Tıbbi ve aromatik bitkilerdeki payımız Türkiye’nin ayıbıdır

Tıbbi ve aromatik bitkilerdeki payımız Türkiye’nin ayıbıdır
Afyonkarahisar’da düzenlenen 2’inci Tıbbi ve Aromatik Bitkiler Çalıştayı’na katılan Orman ve Su İşleri Bakanı Veysel Eroğlu, geçmişte yılda 500 milyon ton toprağın denizlere akarken, bu rakamın 168 milyon tona indirildiğini söyledi. Orman ve Su İşleri Bakanlığı’nın tıbbi ve aromatik bitkiler alanında çalışma yapmasıyla ilgili bazı bakanlık personellerinin kurumsal tutuculuk olduğunu anlatan Bakan Eroğlu, 107 milyar dolarlık bir ticari potansiyeli olan tıbbi ve aromatik bitkiler alanında Türkiye’nin aldığı düşük payın Türkiye’nin ayıbı olduğunu belirtti.

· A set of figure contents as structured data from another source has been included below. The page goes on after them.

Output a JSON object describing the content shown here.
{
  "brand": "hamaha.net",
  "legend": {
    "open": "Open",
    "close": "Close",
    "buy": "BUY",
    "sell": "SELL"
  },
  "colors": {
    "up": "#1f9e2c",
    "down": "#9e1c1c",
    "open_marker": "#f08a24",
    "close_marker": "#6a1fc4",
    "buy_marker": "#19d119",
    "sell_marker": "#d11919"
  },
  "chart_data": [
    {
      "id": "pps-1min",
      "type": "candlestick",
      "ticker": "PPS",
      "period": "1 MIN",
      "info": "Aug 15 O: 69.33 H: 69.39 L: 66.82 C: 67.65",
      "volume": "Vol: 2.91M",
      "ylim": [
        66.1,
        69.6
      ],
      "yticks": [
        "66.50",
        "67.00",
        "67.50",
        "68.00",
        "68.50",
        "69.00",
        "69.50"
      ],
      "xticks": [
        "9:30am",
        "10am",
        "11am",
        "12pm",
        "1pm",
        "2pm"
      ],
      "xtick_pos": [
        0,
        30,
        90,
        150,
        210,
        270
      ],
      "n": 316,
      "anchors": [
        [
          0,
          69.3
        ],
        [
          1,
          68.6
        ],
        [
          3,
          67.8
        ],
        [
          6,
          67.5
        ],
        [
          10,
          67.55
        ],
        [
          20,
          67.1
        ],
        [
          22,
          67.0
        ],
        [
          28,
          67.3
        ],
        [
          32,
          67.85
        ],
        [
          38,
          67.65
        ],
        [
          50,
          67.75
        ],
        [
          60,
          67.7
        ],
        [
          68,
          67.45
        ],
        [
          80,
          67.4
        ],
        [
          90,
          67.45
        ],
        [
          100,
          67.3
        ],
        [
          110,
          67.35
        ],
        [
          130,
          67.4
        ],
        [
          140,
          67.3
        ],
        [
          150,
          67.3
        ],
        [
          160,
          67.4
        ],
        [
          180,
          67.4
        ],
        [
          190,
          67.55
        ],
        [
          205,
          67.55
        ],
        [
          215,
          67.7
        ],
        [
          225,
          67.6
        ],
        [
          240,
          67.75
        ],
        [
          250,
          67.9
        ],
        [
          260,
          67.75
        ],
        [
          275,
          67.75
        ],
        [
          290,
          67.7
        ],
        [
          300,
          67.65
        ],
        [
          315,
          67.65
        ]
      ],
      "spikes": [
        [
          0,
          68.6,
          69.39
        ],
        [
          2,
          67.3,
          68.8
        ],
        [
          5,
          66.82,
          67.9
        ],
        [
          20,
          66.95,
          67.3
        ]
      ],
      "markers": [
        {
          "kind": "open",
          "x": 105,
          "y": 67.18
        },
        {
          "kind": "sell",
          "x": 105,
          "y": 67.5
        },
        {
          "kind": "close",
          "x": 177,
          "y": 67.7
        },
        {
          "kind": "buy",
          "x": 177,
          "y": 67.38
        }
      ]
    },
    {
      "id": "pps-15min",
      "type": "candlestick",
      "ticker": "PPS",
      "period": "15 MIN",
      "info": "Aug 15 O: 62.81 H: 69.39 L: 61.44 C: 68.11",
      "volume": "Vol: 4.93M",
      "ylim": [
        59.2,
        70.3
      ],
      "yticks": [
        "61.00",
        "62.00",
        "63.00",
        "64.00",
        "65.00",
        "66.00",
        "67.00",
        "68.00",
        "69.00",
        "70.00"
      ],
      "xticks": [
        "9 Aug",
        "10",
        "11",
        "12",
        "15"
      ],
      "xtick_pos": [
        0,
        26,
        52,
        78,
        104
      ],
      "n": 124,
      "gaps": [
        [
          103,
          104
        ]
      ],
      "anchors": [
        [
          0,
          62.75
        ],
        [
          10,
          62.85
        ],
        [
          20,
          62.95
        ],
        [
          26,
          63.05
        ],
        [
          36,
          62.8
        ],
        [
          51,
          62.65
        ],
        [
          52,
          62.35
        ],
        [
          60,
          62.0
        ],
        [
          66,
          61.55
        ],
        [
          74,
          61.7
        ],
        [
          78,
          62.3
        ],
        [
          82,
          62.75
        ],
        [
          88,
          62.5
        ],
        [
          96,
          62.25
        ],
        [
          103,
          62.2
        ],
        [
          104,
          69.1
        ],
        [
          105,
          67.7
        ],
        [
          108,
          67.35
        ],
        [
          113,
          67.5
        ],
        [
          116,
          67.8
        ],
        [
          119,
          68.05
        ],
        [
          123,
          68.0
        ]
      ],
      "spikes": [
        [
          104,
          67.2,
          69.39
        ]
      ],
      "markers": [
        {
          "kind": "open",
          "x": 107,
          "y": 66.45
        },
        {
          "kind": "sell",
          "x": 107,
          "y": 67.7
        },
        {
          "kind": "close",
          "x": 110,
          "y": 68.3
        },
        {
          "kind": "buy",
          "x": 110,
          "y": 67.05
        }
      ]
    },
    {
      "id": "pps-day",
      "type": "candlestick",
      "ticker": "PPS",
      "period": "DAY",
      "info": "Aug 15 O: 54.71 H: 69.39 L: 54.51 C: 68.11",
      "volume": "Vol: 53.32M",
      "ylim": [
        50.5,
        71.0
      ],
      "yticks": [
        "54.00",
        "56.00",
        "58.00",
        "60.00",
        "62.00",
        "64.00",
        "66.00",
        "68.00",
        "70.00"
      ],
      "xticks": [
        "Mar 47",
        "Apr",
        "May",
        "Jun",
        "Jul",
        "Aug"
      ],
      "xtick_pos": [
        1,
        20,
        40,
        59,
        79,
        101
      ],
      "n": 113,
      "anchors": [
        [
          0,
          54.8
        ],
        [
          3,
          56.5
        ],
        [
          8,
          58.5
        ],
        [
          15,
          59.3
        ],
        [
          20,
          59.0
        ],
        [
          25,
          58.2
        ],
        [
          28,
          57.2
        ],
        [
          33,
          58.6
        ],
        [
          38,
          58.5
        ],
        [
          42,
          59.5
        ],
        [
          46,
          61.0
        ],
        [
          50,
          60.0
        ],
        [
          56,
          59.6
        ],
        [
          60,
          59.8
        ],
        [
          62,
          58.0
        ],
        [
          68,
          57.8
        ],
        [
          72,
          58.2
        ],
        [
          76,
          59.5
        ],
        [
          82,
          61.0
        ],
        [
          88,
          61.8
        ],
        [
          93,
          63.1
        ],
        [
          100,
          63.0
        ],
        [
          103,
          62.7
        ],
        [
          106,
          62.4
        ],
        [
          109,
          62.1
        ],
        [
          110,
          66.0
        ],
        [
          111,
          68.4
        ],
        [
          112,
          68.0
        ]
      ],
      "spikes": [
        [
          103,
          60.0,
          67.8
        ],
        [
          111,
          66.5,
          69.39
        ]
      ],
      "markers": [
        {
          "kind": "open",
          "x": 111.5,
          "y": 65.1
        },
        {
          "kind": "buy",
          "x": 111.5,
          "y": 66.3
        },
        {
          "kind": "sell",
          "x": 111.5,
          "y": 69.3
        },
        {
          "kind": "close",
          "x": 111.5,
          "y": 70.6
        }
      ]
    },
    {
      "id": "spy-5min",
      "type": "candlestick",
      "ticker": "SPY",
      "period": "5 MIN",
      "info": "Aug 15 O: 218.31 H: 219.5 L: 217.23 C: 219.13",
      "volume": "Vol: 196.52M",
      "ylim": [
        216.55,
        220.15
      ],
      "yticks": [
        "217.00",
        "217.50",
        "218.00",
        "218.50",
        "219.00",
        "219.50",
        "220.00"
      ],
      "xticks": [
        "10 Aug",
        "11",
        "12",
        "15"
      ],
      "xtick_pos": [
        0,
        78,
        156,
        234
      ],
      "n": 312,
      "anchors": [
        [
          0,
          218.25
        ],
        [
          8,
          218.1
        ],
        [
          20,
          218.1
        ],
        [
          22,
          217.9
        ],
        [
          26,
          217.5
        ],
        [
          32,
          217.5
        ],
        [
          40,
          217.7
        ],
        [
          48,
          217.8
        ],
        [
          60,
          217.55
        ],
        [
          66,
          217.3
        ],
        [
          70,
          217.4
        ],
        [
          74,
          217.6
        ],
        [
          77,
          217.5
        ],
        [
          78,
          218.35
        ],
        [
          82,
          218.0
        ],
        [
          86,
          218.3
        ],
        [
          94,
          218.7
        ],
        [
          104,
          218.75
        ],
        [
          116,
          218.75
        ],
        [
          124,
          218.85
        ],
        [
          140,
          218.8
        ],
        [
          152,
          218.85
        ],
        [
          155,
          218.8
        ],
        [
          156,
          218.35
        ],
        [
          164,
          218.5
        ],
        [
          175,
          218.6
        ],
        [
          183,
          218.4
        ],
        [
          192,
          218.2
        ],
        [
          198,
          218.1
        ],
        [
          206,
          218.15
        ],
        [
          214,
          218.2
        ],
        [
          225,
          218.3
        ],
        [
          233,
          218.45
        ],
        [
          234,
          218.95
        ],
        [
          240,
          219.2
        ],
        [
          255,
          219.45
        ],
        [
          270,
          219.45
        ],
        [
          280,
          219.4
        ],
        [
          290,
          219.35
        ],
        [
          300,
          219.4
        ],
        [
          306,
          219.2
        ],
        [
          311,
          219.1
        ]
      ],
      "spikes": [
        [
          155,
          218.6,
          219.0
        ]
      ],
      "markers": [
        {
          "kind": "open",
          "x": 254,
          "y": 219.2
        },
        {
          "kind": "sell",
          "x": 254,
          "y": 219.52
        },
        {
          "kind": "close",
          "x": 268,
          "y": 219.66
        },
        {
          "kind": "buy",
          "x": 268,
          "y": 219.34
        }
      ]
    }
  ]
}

HER YIL 333 MİLYON FİDAN ÜRETİYORUZ

Orman ve Su İşleri Bakanlığı,Orman Genel Müdürlüğü ve Afyon Kocatepe Üniversitesi’nin Korel Termal Otel’de düzenlediği 2’inci Tıbbi ve Aromatik Bitkiler Çalıştayı’nda konuşan Bakan Veysel Eroğlu, ağaçlandırılma faaliyetleri kapsamında bugüne kadar 3.5 milyar fidanın toprakla buluşturduğunu ifade eden Eroğlu, "Ama bazıları hesap yaparken maalesef kilometrekareyi metrekareye çevirirken hata yapmışlar. ‘Türkiye'ye bu kadar fidan sığmaz’ şeklinde bazı demeçler veriyorlar. 3.5 milyar fidanı toprakla buluşturduk. Ama biz Allah'a şükür fidan üretiminde büyük bir mesafe kat ettik. Şu anda her yıl 333 milyon fidan üretiyoruz" dedi.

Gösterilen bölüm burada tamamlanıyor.